A weaker US dollar has given large multinationals a timely boost to their bottom lines this earnings season, offsetting higher costs related to President Donald Trump’s tariffs. From April to June, brands with significant overseas sales reported better results or raised their outlook, with overseas profits translating into more dollars.
Levi Strauss, Netflix, Pepsi and 3M each cited exchange gains like a tailwind. The move helped ease planning constraints created by changing trade rules and rising import prices. Analysts said the currency move could keep earnings momentum intact if it persists.
How a weaker dollar helps
When the dollar falls, sales made in euros, yen and other currencies are converted into more U.S. dollars. This can increase revenues and profits for companies with a broad international reach. It can also make U.S. products more price competitive overseas, supporting volume.
For many multinationals, exchange rates can influence results as much as demand. A weak dollar can also blunt the impact of tariffs by widening foreign margins. This buffer emerged as businesses faced higher input costs and complex supply-side shifts under trade measures.

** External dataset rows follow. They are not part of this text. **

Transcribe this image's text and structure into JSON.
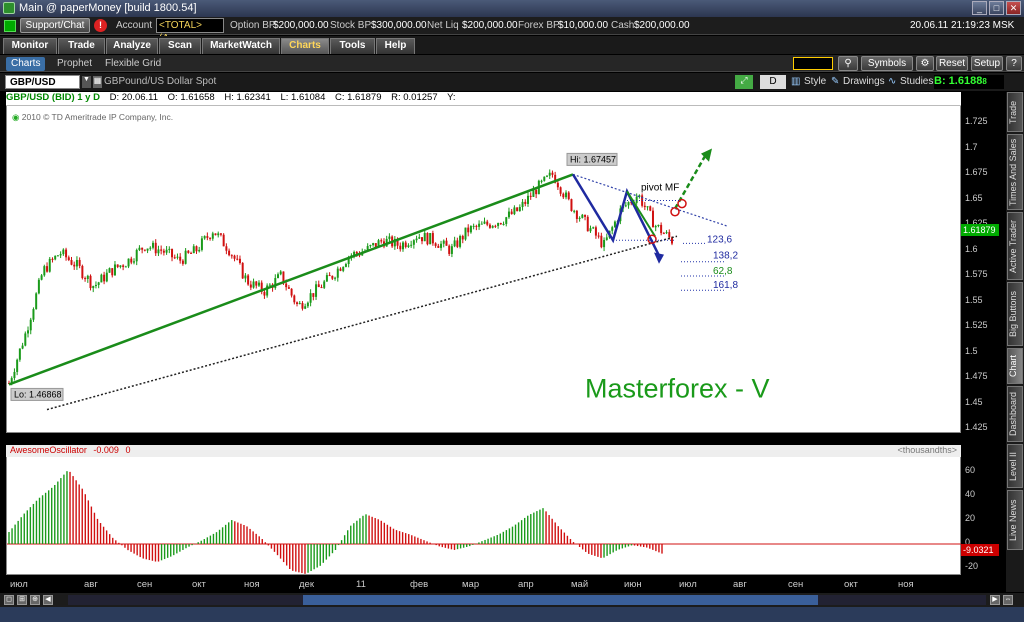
{
  "window": {
    "title": "Main @ paperMoney [build 1800.54]"
  },
  "account_bar": {
    "support_label": "Support/Chat",
    "alert_count": "!",
    "account_label": "Account",
    "account_value": "<TOTAL> (A...",
    "option_bp_label": "Option BP",
    "option_bp": "$200,000.00",
    "stock_bp_label": "Stock BP",
    "stock_bp": "$300,000.00",
    "net_liq_label": "Net Liq",
    "net_liq": "$200,000.00",
    "forex_bp_label": "Forex BP",
    "forex_bp": "$10,000.00",
    "cash_label": "Cash",
    "cash": "$200,000.00",
    "datetime": "20.06.11 21:19:23 MSK"
  },
  "tabs": [
    {
      "label": "Monitor"
    },
    {
      "label": "Trade"
    },
    {
      "label": "Analyze"
    },
    {
      "label": "Scan"
    },
    {
      "label": "MarketWatch"
    },
    {
      "label": "Charts"
    },
    {
      "label": "Tools"
    },
    {
      "label": "Help"
    }
  ],
  "subtabs": [
    {
      "label": "Charts"
    },
    {
      "label": "Prophet"
    },
    {
      "label": "Flexible Grid"
    }
  ],
  "toolbar_buttons": {
    "symbols": "Symbols",
    "reset": "Reset",
    "setup": "Setup"
  },
  "chart_toolbar": {
    "symbol": "GBP/USD",
    "description": "GBPound/US Dollar Spot",
    "period": "D",
    "style": "Style",
    "drawings": "Drawings",
    "studies": "Studies",
    "bid": "B: 1.6188",
    "bid_small": "8"
  },
  "ohlc": {
    "label": "GBP/USD (BID) 1 y D",
    "date": "D: 20.06.11",
    "open": "O: 1.61658",
    "high": "H: 1.62341",
    "low": "L: 1.61084",
    "close": "C: 1.61879",
    "range": "R: 0.01257",
    "y": "Y:"
  },
  "copyright": "2010 © TD Ameritrade IP Company, Inc.",
  "annotations": {
    "hi_label": "Hi: 1.67457",
    "lo_label": "Lo: 1.46868",
    "pivot": "pivot MF",
    "fib_1236": "123,6",
    "fib_1382": "138,2",
    "fib_618": "62,8",
    "fib_1618": "161,8",
    "watermark": "Masterforex - V"
  },
  "current_price": "1.61879",
  "oscillator": {
    "name": "AwesomeOscillator",
    "value": "-0.009",
    "zero": "0",
    "units": "<thousandths>",
    "current": "-9.0321"
  },
  "right_tabs": [
    {
      "label": "Trade"
    },
    {
      "label": "Times And Sales"
    },
    {
      "label": "Active Trader"
    },
    {
      "label": "Big Buttons"
    },
    {
      "label": "Chart"
    },
    {
      "label": "Dashboard"
    },
    {
      "label": "Level II"
    },
    {
      "label": "Live News"
    }
  ],
  "chart_data": {
    "type": "candlestick",
    "title": "GBP/USD (BID) 1 y D",
    "ylim": [
      1.425,
      1.725
    ],
    "yticks": [
      1.725,
      1.7,
      1.675,
      1.65,
      1.625,
      1.6,
      1.575,
      1.55,
      1.525,
      1.5,
      1.475,
      1.45,
      1.425
    ],
    "ytick_labels": [
      "1.725",
      "1.7",
      "1.675",
      "1.65",
      "1.625",
      "1.6",
      "1.575",
      "1.55",
      "1.525",
      "1.5",
      "1.475",
      "1.45",
      "1.425"
    ],
    "months": [
      "июл",
      "авг",
      "сен",
      "окт",
      "ноя",
      "дек",
      "11",
      "фев",
      "мар",
      "апр",
      "май",
      "июн",
      "июл",
      "авг",
      "сен",
      "окт",
      "ноя"
    ],
    "close_path": [
      1.47,
      1.52,
      1.58,
      1.598,
      1.585,
      1.565,
      1.58,
      1.59,
      1.605,
      1.6,
      1.59,
      1.6,
      1.62,
      1.6,
      1.57,
      1.56,
      1.575,
      1.545,
      1.56,
      1.575,
      1.595,
      1.6,
      1.61,
      1.605,
      1.615,
      1.61,
      1.6,
      1.62,
      1.625,
      1.63,
      1.64,
      1.66,
      1.675,
      1.645,
      1.625,
      1.605,
      1.64,
      1.655,
      1.625,
      1.61
    ],
    "oscillator": {
      "ylim": [
        -25,
        65
      ],
      "yticks": [
        60,
        40,
        20,
        0,
        -20
      ],
      "values": [
        10,
        25,
        38,
        48,
        62,
        45,
        20,
        5,
        -5,
        -12,
        -15,
        -10,
        -3,
        3,
        10,
        20,
        15,
        5,
        -8,
        -22,
        -25,
        -18,
        -5,
        15,
        25,
        20,
        12,
        8,
        3,
        -2,
        -5,
        -2,
        3,
        8,
        15,
        24,
        30,
        15,
        2,
        -8,
        -12,
        -5,
        -1,
        -3,
        -8
      ]
    }
  }
}
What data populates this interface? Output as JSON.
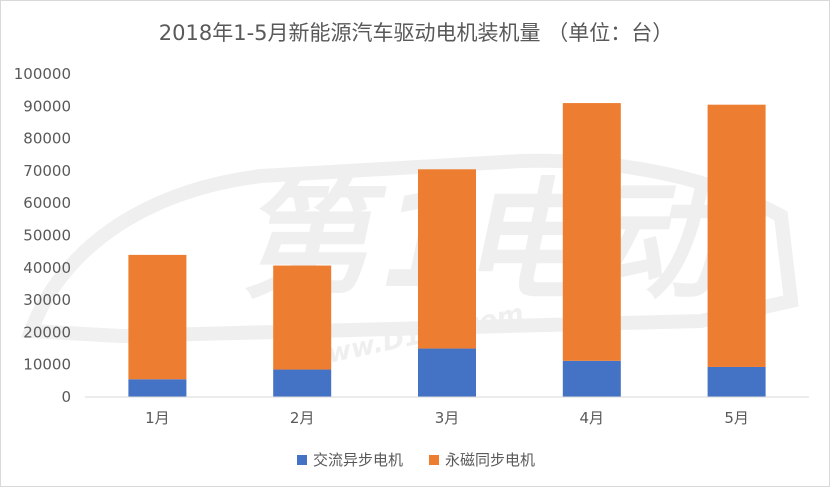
{
  "chart_data": {
    "type": "bar",
    "stacked": true,
    "title": "2018年1-5月新能源汽车驱动电机装机量 （单位：台）",
    "categories": [
      "1月",
      "2月",
      "3月",
      "4月",
      "5月"
    ],
    "series": [
      {
        "name": "交流异步电机",
        "color": "#4472C4",
        "values": [
          5500,
          8500,
          15000,
          11200,
          9300
        ]
      },
      {
        "name": "永磁同步电机",
        "color": "#ED7D31",
        "values": [
          38500,
          32200,
          55500,
          79800,
          81200
        ]
      }
    ],
    "y_ticks": [
      "0",
      "10000",
      "20000",
      "30000",
      "40000",
      "50000",
      "60000",
      "70000",
      "80000",
      "90000",
      "100000"
    ],
    "ylim": [
      0,
      100000
    ],
    "xlabel": "",
    "ylabel": "",
    "grid": false,
    "legend_position": "bottom"
  },
  "watermark": {
    "brand": "第1电动",
    "url": "www.D1EV.com"
  }
}
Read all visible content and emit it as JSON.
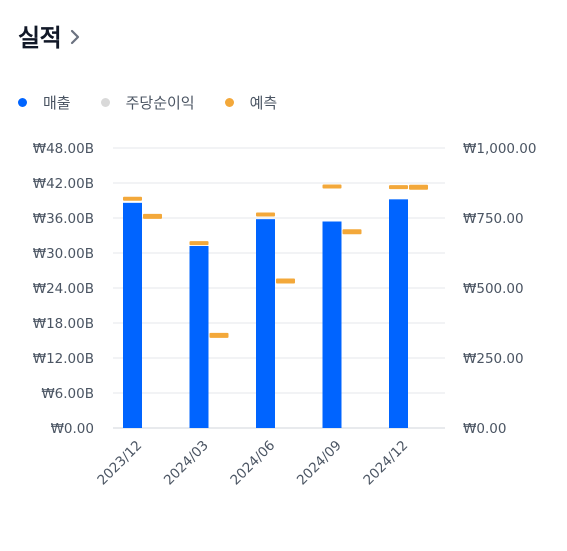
{
  "header": {
    "title": "실적"
  },
  "legend": [
    {
      "label": "매출",
      "color": "#0064ff"
    },
    {
      "label": "주당순이익",
      "color": "#d9d9d9"
    },
    {
      "label": "예측",
      "color": "#f3a83a"
    }
  ],
  "chart_data": {
    "type": "bar",
    "title": "",
    "categories": [
      "2023/12",
      "2024/03",
      "2024/06",
      "2024/09",
      "2024/12"
    ],
    "series": [
      {
        "name": "매출",
        "axis": "left",
        "values": [
          38.6,
          31.2,
          35.8,
          35.4,
          39.2
        ]
      },
      {
        "name": "예측",
        "axis": "left",
        "values": [
          39.3,
          31.7,
          36.6,
          41.4,
          41.3
        ]
      },
      {
        "name": "예측",
        "axis": "right",
        "values": [
          756.0,
          331.0,
          525.0,
          701.0,
          860.0
        ]
      }
    ],
    "left_axis": {
      "ylim": [
        0,
        48
      ],
      "ticks": [
        "₩48.00B",
        "₩42.00B",
        "₩36.00B",
        "₩30.00B",
        "₩24.00B",
        "₩18.00B",
        "₩12.00B",
        "₩6.00B",
        "₩0.00"
      ]
    },
    "right_axis": {
      "ylim": [
        0,
        1000
      ],
      "ticks": [
        "₩1,000.00",
        "₩750.00",
        "₩500.00",
        "₩250.00",
        "₩0.00"
      ]
    },
    "grid": true,
    "legend_position": "top-left"
  }
}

“Dollar weakness may be another source of upside that helps solidify the narrative of a very strong earnings season,” said Angelo Kourkafas, senior global investment strategist at Edward Jones.
Customs tariffs are still biting
Tariffs have increased the costs of imported materials and finished products. This has forced companies to rethink their budgets and pricing. Many passed on some costs to customers. Others have cut spending or reorganized their supply chains to limit the damage.
Currency fluctuations don’t help everyone. Import-heavy companies that sell primarily to the United States benefit less from a weaker dollar and could still face margin pressures. If the dollar rebounds, the recent surge could fade.
Company Highlights
- Levi Strauss reported stronger second-quarter results, with foreign sales translating into higher dollar revenues.
- Netflix said international growth contributed to its profits, thanks to favorable exchange rates.
- Pepsi raised its annual forecast, citing healthier overseas conversion in addition to stable demand.
- 3M highlighted a currency tailwind that supported its forecast despite rising input costs.
These companies span clothing, streaming, beverages and industrial products. Their common thread is broad global exposure. The currency helped smooth out uneven demand trends and cushion tariff costs during the quarter.
Impact and risks on the industry
Consumer brands often benefit the most from a weak dollar, given their strong presence abroad. Technology and entertainment companies with a global subscriber base may also see rapid gains. Industrial groups could see mixed effects, as rising raw material costs and tariffs pull in the other direction.
Risks remain. Currency trends can reverse quickly. Central bank movements, inflation trajectories and growth data could change the direction of the dollar. A stronger dollar would reduce recent gains. Protracted trade disputes could also put pressure on supply chains and capital spending.
What analysts are looking at
Wall Street will track three variables in the coming months. First, the question of whether the dollar will remain weak until the end of the year. Second, how much of the tariff burden can businesses offset through pricing and efficiency? Third, is global demand resilient enough to support volume growth?
Management teams are signaling caution. Many are maintaining cost control while taking advantage of rising exchange rates to protect their margins. Some hedge their exposure further to lock in current rates. Others are revising their contracts to share tariff costs with suppliers or customers.
For now, the weak dollar has given multinationals room to maneuver. This helped turn a difficult quarter into a more stable quarter for several household names. The next test will be whether monetary support persists as trade policies evolve. Investors should watch forecasts for signs of lasting benefits and how companies plan to manage costs if the dollar strengthens again.